The recommendations stemmed from an investigation that the AAIU conducted into the causes of a serious incident involving a Boeing 737-800 on January 7, 2012. A Ryanair flight from East Midlands Airport (EGNX), United Kingdom to Riga, Latvia was descending in poor weather conditions with moderate snow when the indicated airspeed (IAS) readings began to diverge. The flight crew decided, following evaluation, that the IAS displayed on the First Officer’s side was incorrect. Airspeed disagreement and other warnings then activated. Following completion of checklists an ILS approach to runway 18 was commenced with Air Traffic Control actively monitoring the aircraft. During the approach both the autopilot and autothrottle disconnected and the approach was continued hand flown. During the later stages of the approach the stall warning (stick shaker) activated on the First Officer’s side and this continued until after the landing.
Subsequent maintenance action found that, although the pitot heater on the First Officer’s side had failed due to a short circuit, the pitot heater failure warning had not activated because the design of the warning system may not detect failures of this nature.
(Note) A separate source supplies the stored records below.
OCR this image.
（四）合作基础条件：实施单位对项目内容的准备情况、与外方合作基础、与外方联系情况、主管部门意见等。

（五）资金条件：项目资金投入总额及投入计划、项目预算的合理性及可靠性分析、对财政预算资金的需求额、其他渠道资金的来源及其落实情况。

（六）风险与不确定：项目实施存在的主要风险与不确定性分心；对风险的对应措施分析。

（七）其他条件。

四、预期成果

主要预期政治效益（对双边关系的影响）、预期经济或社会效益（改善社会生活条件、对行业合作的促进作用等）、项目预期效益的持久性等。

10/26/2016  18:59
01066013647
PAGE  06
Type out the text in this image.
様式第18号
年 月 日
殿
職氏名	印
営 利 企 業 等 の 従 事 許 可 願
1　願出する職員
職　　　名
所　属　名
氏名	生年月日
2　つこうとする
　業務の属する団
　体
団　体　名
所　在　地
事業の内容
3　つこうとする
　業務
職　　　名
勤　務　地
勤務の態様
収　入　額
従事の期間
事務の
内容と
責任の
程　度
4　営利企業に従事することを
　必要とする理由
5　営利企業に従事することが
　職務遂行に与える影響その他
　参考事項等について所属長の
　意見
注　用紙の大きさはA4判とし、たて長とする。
The operator reported that it had 20 events in 2012 of unannounced pitot heat failures. The life analysis of these failures indicated that the pattern of pitot tube failures showed no trend that would allow determination of the life of pitot probes.
As a result of the investigation, two Safety Recommendations were issued to the Boeing regarding the design of the pitot heater failure warning system and the guidance provided to flight crew. A further Safety Recommendations is issued to the Federal Aviation Administration (FAA) regarding the Failure Modes and Effects Analysis (FMEA) of the Boeing 737-800.